OpenVPN-AccessServer on AWS

Have you ever need to access your servers in virtual private cloud environment outside from “safe-zones”? Moreover, does your team willing to login on those machines from almost anywhere at the least appropriate times? And all this requires Volvo-Class security? Well, we got you covered.

Since this article focus on AWS, our challenge comprehends Two major concepts.

  • Enabling the content of landing pages via S3 endpoint in addition to IP white listing.
  • Making sure no one routes internet traffic through the cloud network yet without losing connectivity.

Before telling more, let’s assume a basic scenario; you’ve launched a t2.nano instance & started an openvpn server (with docker or not) and you created a security rule which allows your openvpn instance’s Elastic IP address to any machine in the vpc as well as your S3 buckets. Sounds great but not very ideal. The thing is, AWS doesn’t cost a penny for the network traffic inside your VPC. So from going one EC2 to another you have to reach it over internet. That means both cost and speed issues. Same rule applies for your buckets surely. Not even mentioning that you are also providing kind of an open source ZenMate solution to all your users because whatever they download or upload goes through your network and your very own encrypted connection. And that is something no system administrator wants to be responsible for.

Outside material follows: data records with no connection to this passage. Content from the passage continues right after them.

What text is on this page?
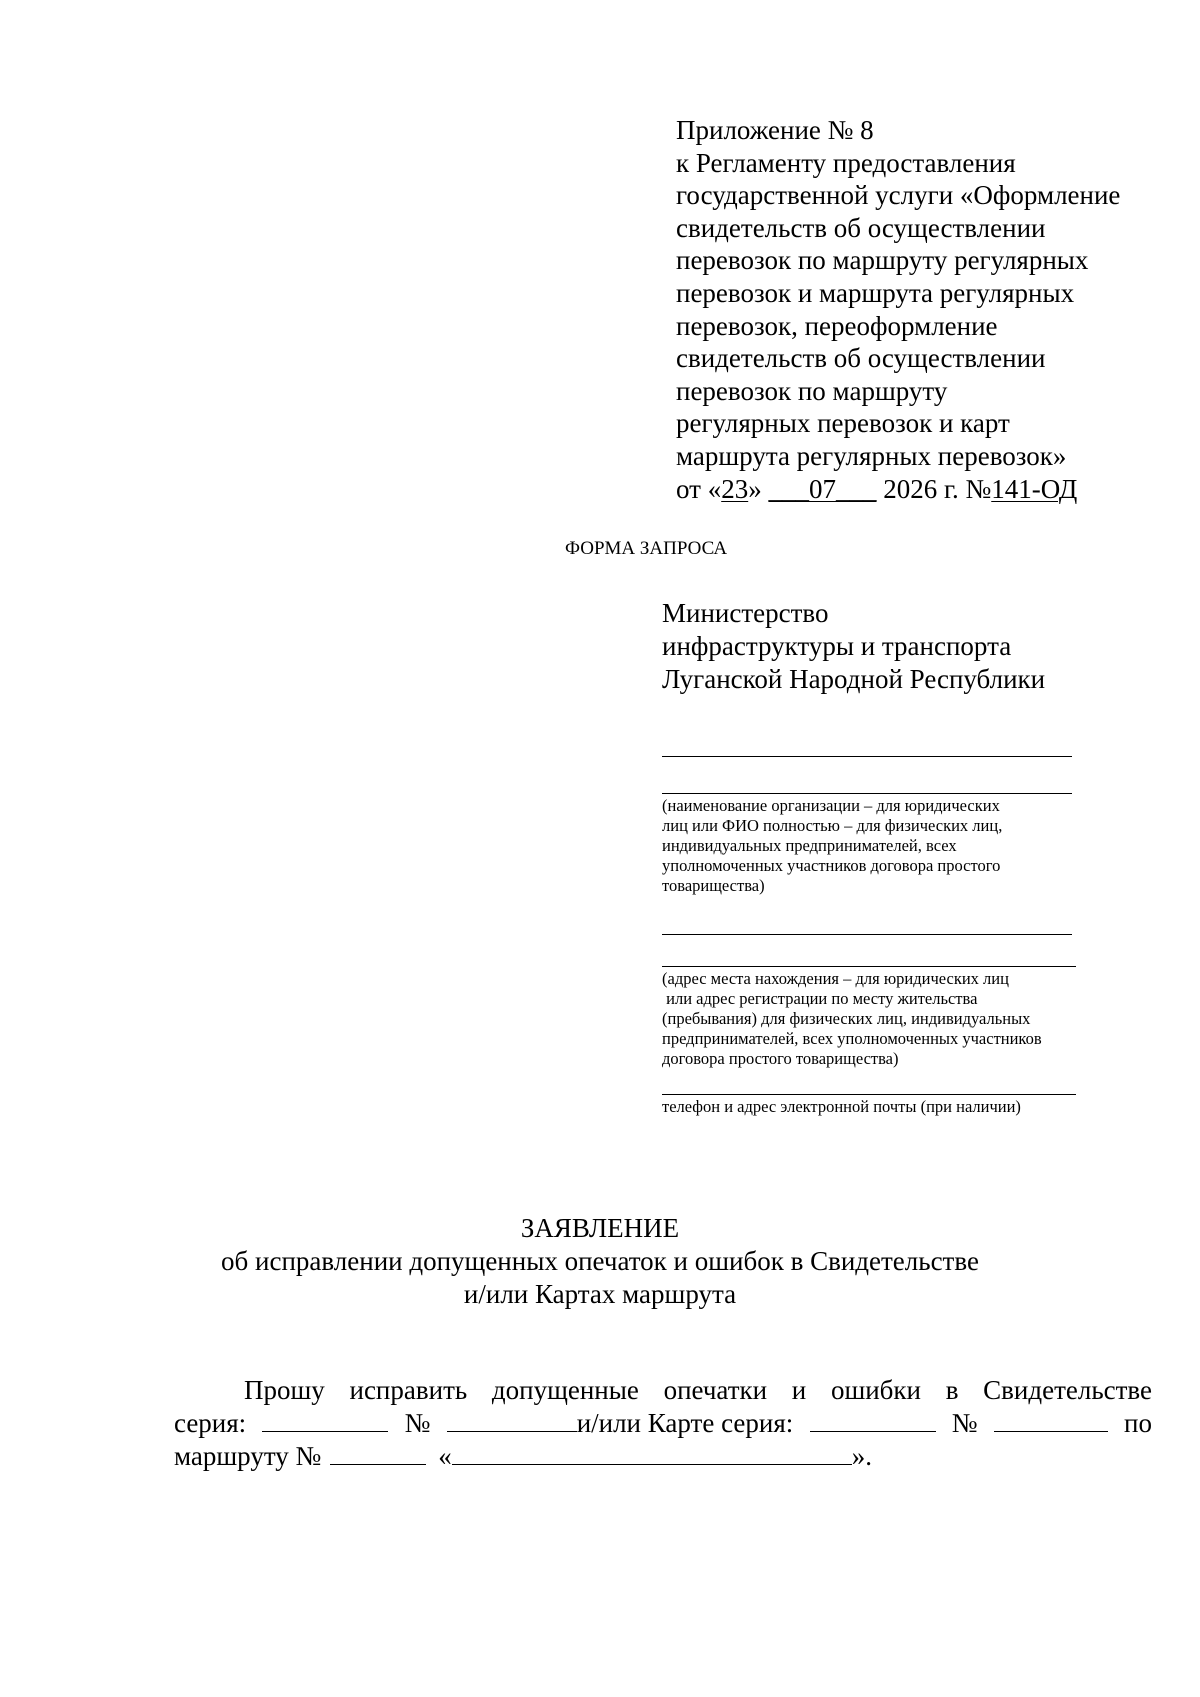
Приложение № 8
к Регламенту предоставления
государственной услуги «Оформление
свидетельств об осуществлении
перевозок по маршруту регулярных
перевозок и маршрута регулярных
перевозок, переоформление
свидетельств об осуществлении
перевозок по маршруту
регулярных перевозок и карт
маршрута регулярных перевозок»
от «23» ___07___ 2026 г. №141-ОД
ФОРМА ЗАПРОСА
Министерство
инфраструктуры и транспорта
Луганской Народной Республики
(наименование организации – для юридических
лиц или ФИО полностью – для физических лиц,
индивидуальных предпринимателей, всех
уполномоченных участников договора простого
товарищества)
(адрес места нахождения – для юридических лиц
или адрес регистрации по месту жительства
(пребывания) для физических лиц, индивидуальных
предпринимателей, всех уполномоченных участников
договора простого товарищества)
телефон и адрес электронной почты (при наличии)
ЗАЯВЛЕНИЕ
об исправлении допущенных опечаток и ошибок в Свидетельстве
и/или Картах маршрута
Прошу исправить допущенные опечатки и ошибки в Свидетельстве
серия:	№	и/или Карте серия:	№	по
маршруту №	«	».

So what is the exact solution? Obviously it isn’t to block outgoing traffic for 0.0.0.0/0 and I can assure you, we have tried countless approaches from config files to kernel parameters. Meet the most elegant way now, OpenVPN-AS

As you can check the page under Configuration > VPN Settings right after installing the access server, you can specifically state that your clients must reach only internal network CIDR (in this case ours was in pic) through vpn routing connection and not the whole Internet. When you check after establishing connection you will see your IP remains the same but your routing table has few more lines now. On EC2 every instance has unique internal ip address and by using them you can jump any server that your credentials exist. To do this in an easy way, you can always keep a record of your instances’ both internal and Elastic IPs in AWS Route53 service. Keep in mind that if your current LAN also uses the same ip-block you will only be able to connect AWS during the vpn session and not to the computer on your right. Another consideration might be, on the free subscription, OpenVPN-AS supports 2 concurrent connections at a time without any user number limit in total.

This brings us the other subject, S3 Endpoint. Below you will see an example policy that covers white-listing & endpoint rules together. Beware bucket name is called “my.examplebucket.com”.

{
	"Version": "2012-10-17",
	"Statement": [
		{
			"Sid": "EndPointAccess",
			"Effect": "Allow",
			"Principal": "*",
			"Action": "s3:GetObject",
			"Resource": [
				"arn:aws:s3:::my.examplebucket.com/*",
				"arn:aws:s3:::my.examplebucket.com"
			],
			"Condition": {
				"StringEquals": {
					"aws:sourceVpce": "vpce-XXXXXXX"
				}
			}
		},
		{
			"Sid": "IpAccess",
			"Effect": "Allow",
			"Principal": "*",
			"Action": "s3:GetObject",
			"Resource": [
				"arn:aws:s3:::my.examplebucket.com/*",
				"arn:aws:s3:::my.examplebucket.com"
			],
			"Condition": {
				"IpAddress": {
					"aws:SourceIp": [
						"XXX.XXX.XXX.XXX/32",
						"YYY.YYY.YYY.YYY/32"
					]
				}
			}
		}
	]
}

Make sure you have attached corresponding outbound security policy to your vpn instance. After enabling endpoint service, you can find it’s destination ID on RouteTables under VPC managment console. After everything is done, it should look like this

You should also keep in mind that at time being AWS doesn’t support endpoint access over peering connections. Which means if you have multiple AWS accounts or regions connected each other over peering setup, you won’t be able to get the S3 content from those, even if you specify the correct bucket policy. Therefore you might need to keep your buckets with the same habitat where your beloved vpn instance actually runs on. It’s rather cost effective and easy to manage after all. Hope you gain a good grasp of this seems-small-but-deals-big problem.